O resgate dos filhotes é geralmente mais simples, especialmente dos recém-nascidos, já que são menores e fáceis de capturar, pontua Anselmo. O desafio começa quando algumas pessoas, embora bem intencionadas, se enganam achando que os filhotes estão abandonados e tentam resgatá-los. Para lidar com isso, a Inpa e a Associação Amigos do Peixe-Boi (Ampa) deram início a uma campanha educativa, produzindo cartazes e livretos com informações sobre quando o resgate é ou não necessário.

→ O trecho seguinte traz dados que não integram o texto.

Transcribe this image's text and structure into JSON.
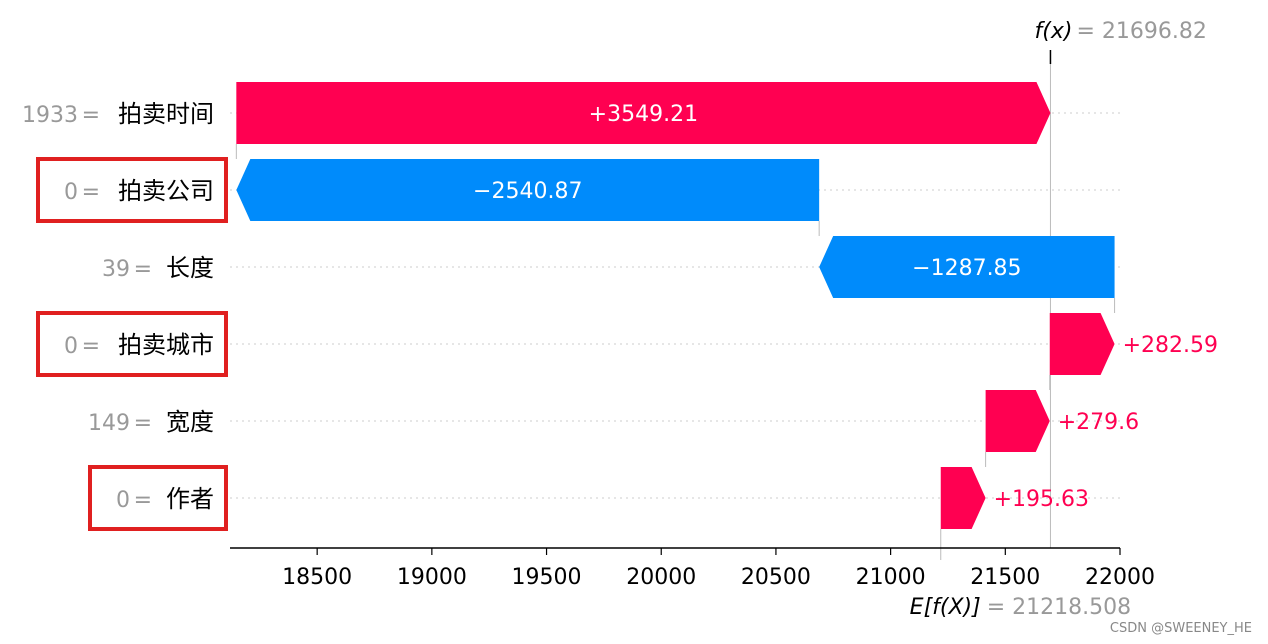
{
  "chart_data": {
    "type": "waterfall",
    "title": "",
    "fx": {
      "label": "f(x) = ",
      "value": "21696.82",
      "number": 21696.82
    },
    "ex": {
      "label": "E[f(X)] = ",
      "value": "21218.508",
      "number": 21218.508
    },
    "features": [
      {
        "value": "1933",
        "name": "拍卖时间",
        "contribution": 3549.21,
        "label": "+3549.21",
        "highlighted": false
      },
      {
        "value": "0",
        "name": "拍卖公司",
        "contribution": -2540.87,
        "label": "−2540.87",
        "highlighted": true
      },
      {
        "value": "39",
        "name": "长度",
        "contribution": -1287.85,
        "label": "−1287.85",
        "highlighted": false
      },
      {
        "value": "0",
        "name": "拍卖城市",
        "contribution": 282.59,
        "label": "+282.59",
        "highlighted": true
      },
      {
        "value": "149",
        "name": "宽度",
        "contribution": 279.6,
        "label": "+279.6",
        "highlighted": false
      },
      {
        "value": "0",
        "name": "作者",
        "contribution": 195.63,
        "label": "+195.63",
        "highlighted": true
      }
    ],
    "x_ticks": [
      18500,
      19000,
      19500,
      20000,
      20500,
      21000,
      21500,
      22000
    ],
    "xlim": [
      18120,
      22000
    ],
    "colors": {
      "positive": "#ff0051",
      "negative": "#008bfb",
      "highlight_box": "#e02020",
      "grid": "#cccccc"
    }
  },
  "watermark": "CSDN @SWEENEY_HE"
}
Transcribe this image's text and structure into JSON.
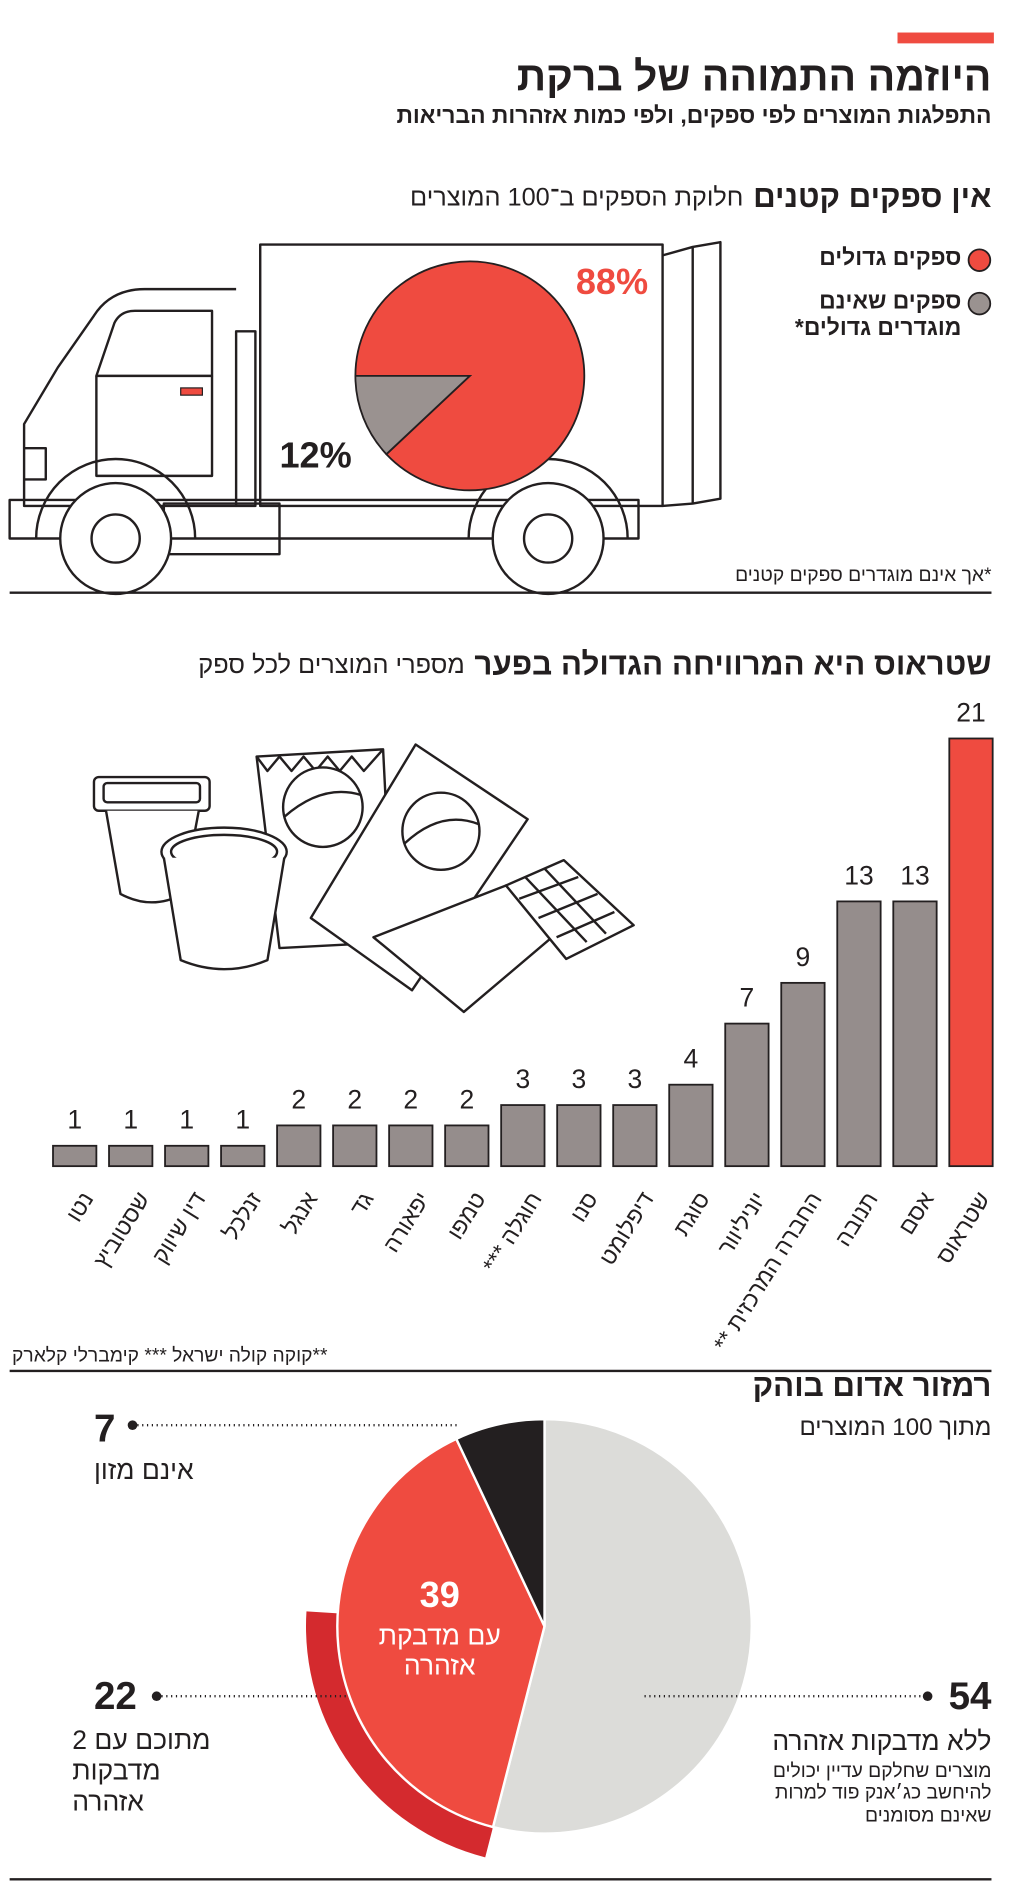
{
  "header": {
    "title": "היוזמה התמוהה של ברקת",
    "subtitle": "התפלגות המוצרים לפי ספקים, ולפי כמות אזהרות הבריאות"
  },
  "chart_data": [
    {
      "type": "pie",
      "title": "אין ספקים קטנים",
      "subtitle": "חלוקת הספקים ב־100 המוצרים",
      "labels": [
        "ספקים גדולים",
        "ספקים שאינם מוגדרים גדולים*"
      ],
      "values": [
        88,
        12
      ],
      "value_labels": [
        "88%",
        "12%"
      ],
      "colors": [
        "#ef4b40",
        "#9a9290"
      ],
      "note": "*אך אינם מוגדרים ספקים קטנים"
    },
    {
      "type": "bar",
      "title": "שטראוס היא המרוויחה הגדולה בפער",
      "subtitle": "מספרי המוצרים לכל ספק",
      "categories": [
        "נטו",
        "שסטוביץ",
        "דין שיווק",
        "זנלכל",
        "אנגל",
        "גד",
        "יפאורה",
        "טמפו",
        "חוגלה ***",
        "סנו",
        "דיפלומט",
        "סוגת",
        "יוניליוור",
        "החברה המרכזית **",
        "תנובה",
        "אסם",
        "שטראוס"
      ],
      "values": [
        1,
        1,
        1,
        1,
        2,
        2,
        2,
        2,
        3,
        3,
        3,
        4,
        7,
        9,
        13,
        13,
        21
      ],
      "colors": [
        "#958d8c",
        "#958d8c",
        "#958d8c",
        "#958d8c",
        "#958d8c",
        "#958d8c",
        "#958d8c",
        "#958d8c",
        "#958d8c",
        "#958d8c",
        "#958d8c",
        "#958d8c",
        "#958d8c",
        "#958d8c",
        "#958d8c",
        "#958d8c",
        "#ef4b40"
      ],
      "note": "**קוקה קולה ישראל  *** קימברלי קלארק"
    },
    {
      "type": "pie",
      "title": "רמזור אדום בוהק",
      "subtitle": "מתוך 100 המוצרים",
      "labels": [
        "ללא מדבקות אזהרה",
        "עם מדבקת אזהרה",
        "אינם מזון"
      ],
      "values": [
        54,
        39,
        7
      ],
      "colors": [
        "#dcdcd9",
        "#ef4b40",
        "#231f20"
      ],
      "subset": {
        "value": 22,
        "label": "מתוכם עם 2 מדבקות אזהרה",
        "color": "#d42a2e"
      },
      "note": "מוצרים שחלקם עדיין יכולים להיחשב כג׳אנק פוד למרות שאינם מסומנים"
    }
  ]
}
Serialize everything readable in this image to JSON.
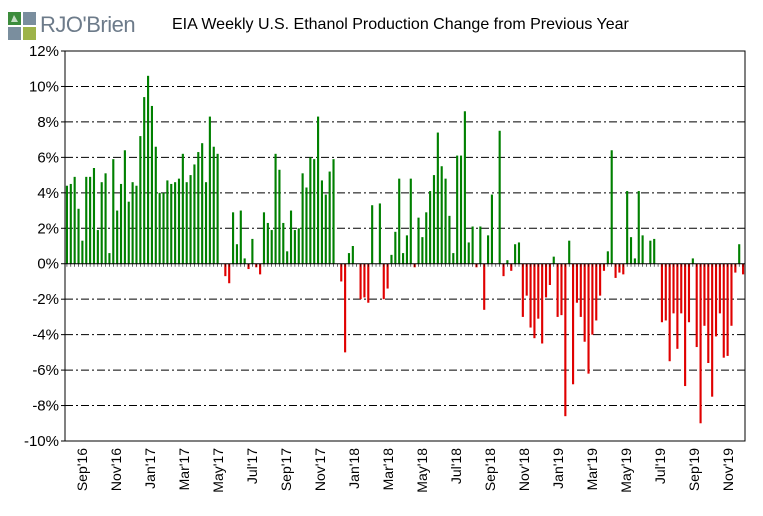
{
  "brand": {
    "logo_text": "RJO'Brien"
  },
  "chart_data": {
    "type": "bar",
    "title": "EIA Weekly U.S. Ethanol Production Change from Previous Year",
    "xlabel": "",
    "ylabel": "",
    "ylim": [
      -10,
      12
    ],
    "y_ticks": [
      "12%",
      "10%",
      "8%",
      "6%",
      "4%",
      "2%",
      "0%",
      "-2%",
      "-4%",
      "-6%",
      "-8%",
      "-10%"
    ],
    "x_tick_labels": [
      "Sep'16",
      "Nov'16",
      "Jan'17",
      "Mar'17",
      "May'17",
      "Jul'17",
      "Sep'17",
      "Nov'17",
      "Jan'18",
      "Mar'18",
      "May'18",
      "Jul'18",
      "Sep'18",
      "Nov'18",
      "Jan'19",
      "Mar'19",
      "May'19",
      "Jul'19",
      "Sep'19",
      "Nov'19"
    ],
    "grid": true,
    "colors": {
      "positive": "#008000",
      "negative": "#e00000",
      "grid": "#000000",
      "plot_bg": "#ffffff"
    },
    "unit": "%",
    "values": [
      4.4,
      4.5,
      4.9,
      3.1,
      1.3,
      4.9,
      4.9,
      5.4,
      1.9,
      4.6,
      5.1,
      0.6,
      5.9,
      3.0,
      4.5,
      6.4,
      3.5,
      4.6,
      4.4,
      7.2,
      9.4,
      10.6,
      8.9,
      6.6,
      4.0,
      4.0,
      4.7,
      4.5,
      4.6,
      4.8,
      6.2,
      4.6,
      5.0,
      5.6,
      6.3,
      6.8,
      4.6,
      8.3,
      6.6,
      6.2,
      0.0,
      -0.7,
      -1.1,
      2.9,
      1.1,
      3.0,
      0.3,
      -0.3,
      1.4,
      -0.2,
      -0.6,
      2.9,
      2.3,
      1.9,
      6.2,
      5.3,
      2.3,
      0.7,
      3.0,
      1.9,
      2.0,
      5.1,
      4.3,
      6.0,
      5.9,
      8.3,
      4.7,
      3.9,
      5.2,
      5.9,
      0.0,
      -1.0,
      -5.0,
      0.6,
      1.0,
      0.0,
      -2.0,
      -1.9,
      -2.2,
      3.3,
      0.0,
      3.4,
      -2.0,
      -1.4,
      0.5,
      1.8,
      4.8,
      0.6,
      1.6,
      4.8,
      -0.2,
      2.6,
      1.5,
      2.9,
      4.1,
      5.0,
      7.4,
      5.5,
      4.8,
      2.7,
      0.6,
      6.1,
      6.1,
      8.6,
      1.2,
      2.1,
      -0.2,
      2.1,
      -2.6,
      1.6,
      3.9,
      0.0,
      7.5,
      -0.7,
      0.2,
      -0.4,
      1.1,
      1.2,
      -3.0,
      -1.8,
      -3.6,
      -4.2,
      -3.1,
      -4.5,
      -1.9,
      -1.2,
      0.4,
      -3.0,
      -2.9,
      -8.6,
      1.3,
      -6.8,
      -2.2,
      -3.0,
      -4.4,
      -6.2,
      -4.0,
      -3.2,
      -1.8,
      -0.4,
      0.7,
      6.4,
      -0.8,
      -0.5,
      -0.6,
      4.1,
      1.5,
      0.3,
      4.1,
      1.6,
      0.0,
      1.3,
      1.4,
      0.0,
      -3.3,
      -3.2,
      -5.5,
      -2.8,
      -4.8,
      -2.8,
      -6.9,
      -3.3,
      0.3,
      -4.7,
      -9.0,
      -3.5,
      -5.6,
      -7.5,
      -4.1,
      -2.8,
      -5.3,
      -5.2,
      -3.5,
      -0.5,
      1.1,
      -0.6
    ]
  }
}
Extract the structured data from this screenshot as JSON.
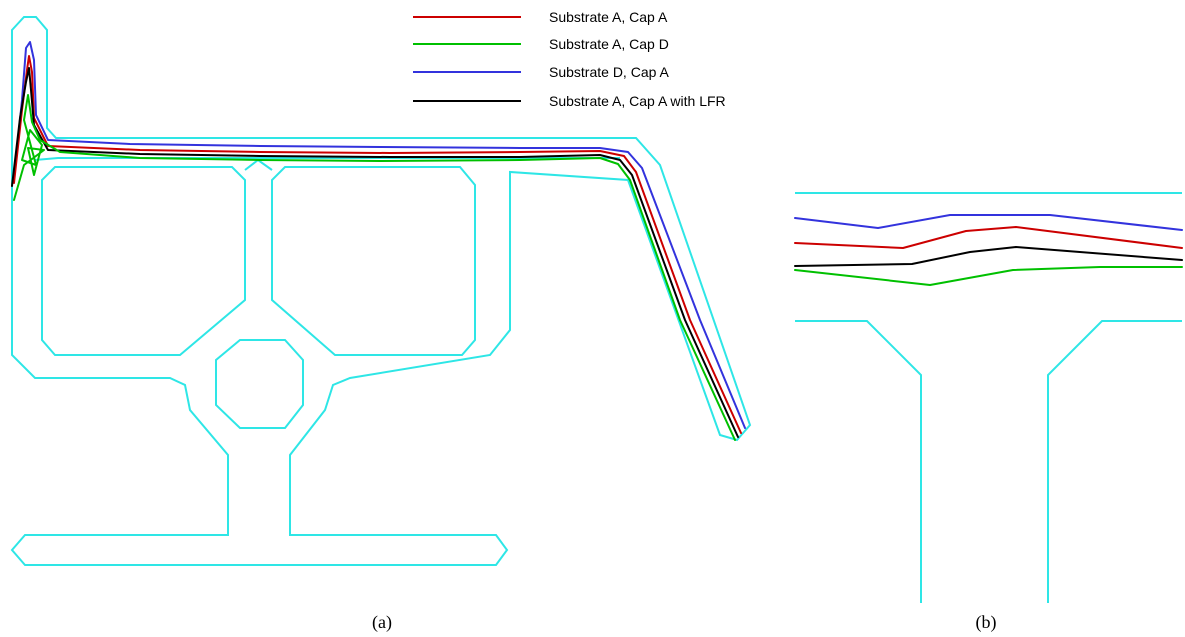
{
  "legend": [
    {
      "label": "Substrate A, Cap A",
      "color": "#cc0000"
    },
    {
      "label": "Substrate A, Cap D",
      "color": "#00c000"
    },
    {
      "label": "Substrate D, Cap A",
      "color": "#3333dd"
    },
    {
      "label": "Substrate A, Cap A with LFR",
      "color": "#000000"
    }
  ],
  "captions": {
    "a": "(a)",
    "b": "(b)"
  },
  "colors": {
    "outline": "#2ee6e6"
  }
}
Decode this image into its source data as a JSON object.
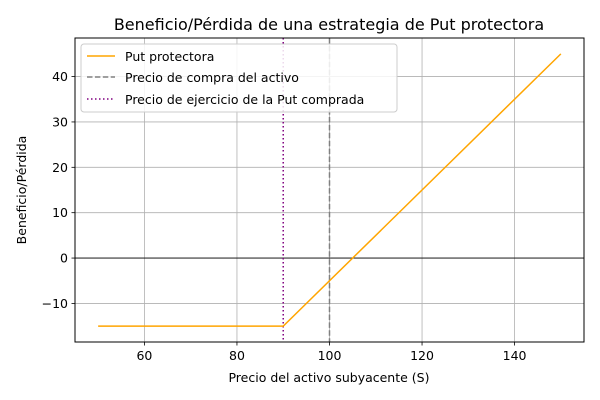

Outro desafio é a preparação desses animais para o seu retorno à natureza. Antes do animal ser solto, ele passa um tempo em um recinto de aclimatação. Quanto mais tempo um peixe-boi permanece em cativeiro, mais complicada se torna sua libertação, pois ele fica habituado a seres humanos e desenvolve comportamentos que prejudicam sua sobrevivência na natureza. No momento, há apenas um recinto, localizado em Santarém (PA), mas Renata afirma que há planos para construir mais dois em Belém, capital do Estado.
“É muito importante que esses animais passem por essa etapa [de aclimatação]”, comenta Renata. “Os filhotes precisam compreender como funcionam marés e correntezas, além de saber que o fundo do rio é onde eles se alimentam. Os animais que foram soltos imediatamente após [a reabilitação] tiveram menos sucesso em se adaptarem.”
A Ampa, em parceria com a companhia de energia Eletrobras Eletronorte, o Inpa e o Centro de Preservação e Pesquisa de Mamíferos e Quelônios Aquáticos (CPPMQA), realizaram a soltura de cinco peixes-bois no rio Uatuma, localizado no estado do Amazonas, em maio. Por meio do seu programa, a Ampa e os demais já devolveram 44 indivíduos ao seu hábitat e há mais de 60 no processo de reintrodução, que conta também com a parceria da Fundação Sea World e outros colaboradores.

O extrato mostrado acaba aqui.